The poll, conducted by the National Grocers Association and SupermarketGuru.com, devotes an entire section to “Nutritional Concerns,” and that’s where you see just how many of the nearly 2,500 chief household, mostly female shoppers remain committed to eating healthy despite the tough times.
When asked what concerns them most about the foods they eat, the simple “Desire to be healthy/eat what’s good for us” came in first, at 22%, far outpacing the other choices (fat content received 13%).
That desire is apparently translating into action. A full 27% stated their diets are healthy enough. More important, the number of those who admit shortcomings is falling: “Compared with a year ago, when 68% were critical of the foods they eat at home and away from home, this figure improves markedly to 62%,” the report said.
Fruits and vegetables are the most popular ways of improving diet, according to the survey, with 84% of respondents saying so. Less junk food was second (64%) and fewer fried foods was third (63%).

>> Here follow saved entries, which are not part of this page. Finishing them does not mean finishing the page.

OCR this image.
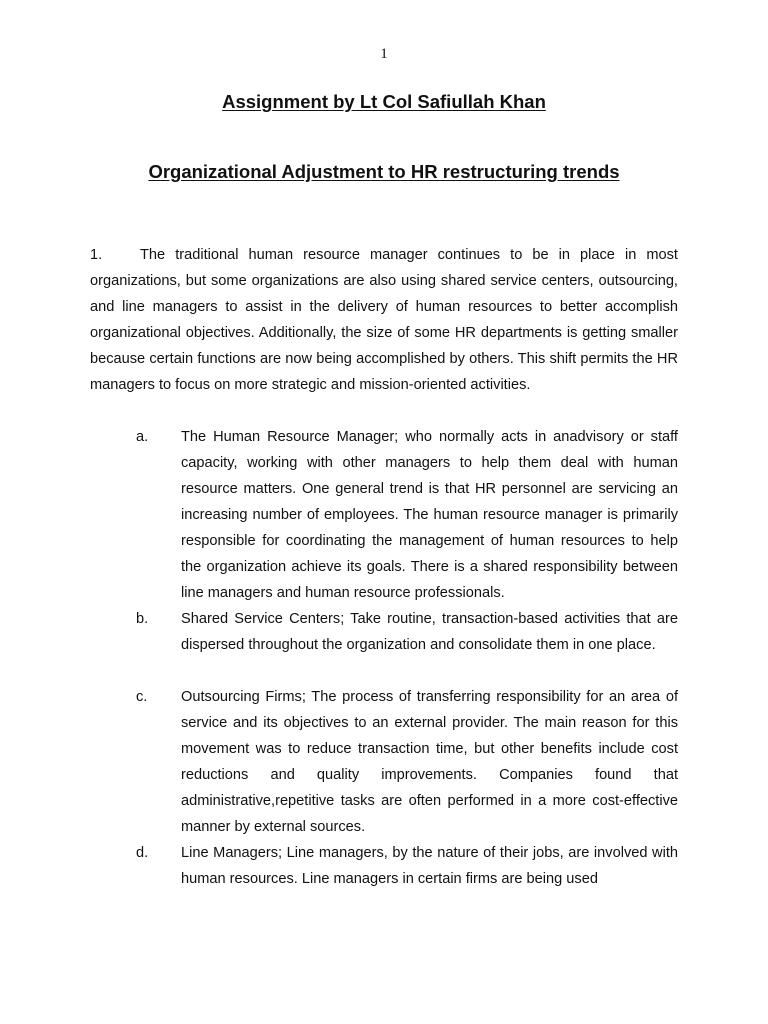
1
Assignment by Lt Col Safiullah Khan
Organizational Adjustment to HR restructuring trends

1.	The traditional human resource manager continues to be in place in most organizations, but some organizations are also using shared service centers, outsourcing, and line managers to assist in the delivery of human resources to better accomplish organizational objectives. Additionally, the size of some HR departments is getting smaller because certain functions are now being accomplished by others. This shift permits the HR managers to focus on more strategic and mission-oriented activities.

a. The Human Resource Manager; who normally acts in anadvisory or staff capacity, working with other managers to help them deal with human resource matters. One general trend is that HR personnel are servicing an increasing number of employees. The human resource manager is primarily responsible for coordinating the management of human resources to help the organization achieve its goals. There is a shared responsibility between line managers and human resource professionals.

b. Shared Service Centers; Take routine, transaction-based activities that are dispersed throughout the organization and consolidate them in one place.

c. Outsourcing Firms; The process of transferring responsibility for an area of service and its objectives to an external provider. The main reason for this movement was to reduce transaction time, but other benefits include cost reductions and quality improvements. Companies found that administrative,repetitive tasks are often performed in a more cost-effective manner by external sources.

d. Line Managers; Line managers, by the nature of their jobs, are involved with human resources. Line managers in certain firms are being used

To help them make their decisions, shoppers are turning to health claims. The number of people who “almost always” look at on-pack helath claims shot up seven points from the year before, to 43%. The pollsters point out the gain came at the expense of the “Sometimes” crowd, which fell by the same number of points, to 41%.
The survey also asked the panel to rate their primary store’s performance when it came to making nutrition and health information available. Here, supermarkets got high marks, with 7 in 10 shoppers (20% “Excellent” and 49% “Good”) stating they are pleased by the resources they’re finding in-store to help them buy the most healthful products. The total is 3% higher than last year, led by a two-point rise in the “Excellent” rating.
Categories that are closely associated with health have also been getting boosts. For example, organic — believed by many to use safer farming practices than conventional methods — reached new heights in the 2010 survey, despite the economy. More than 6 in 10 shoppers (25% “Very Important” and 36% “Somewhat Important”) say that organic products matter in the store where they shop.
Another was local foods, which got even more votes than organic. Here, the affirmative opinions grew 5% from last year, with 41% calling local items “Very important’” and 42% calling them “Somewhat Important.”
These numbers all bear out what the industry continues to hear as we bump along in uncertain times: Consumer desire is there. Smart pricing and merchandising can turn that into demand.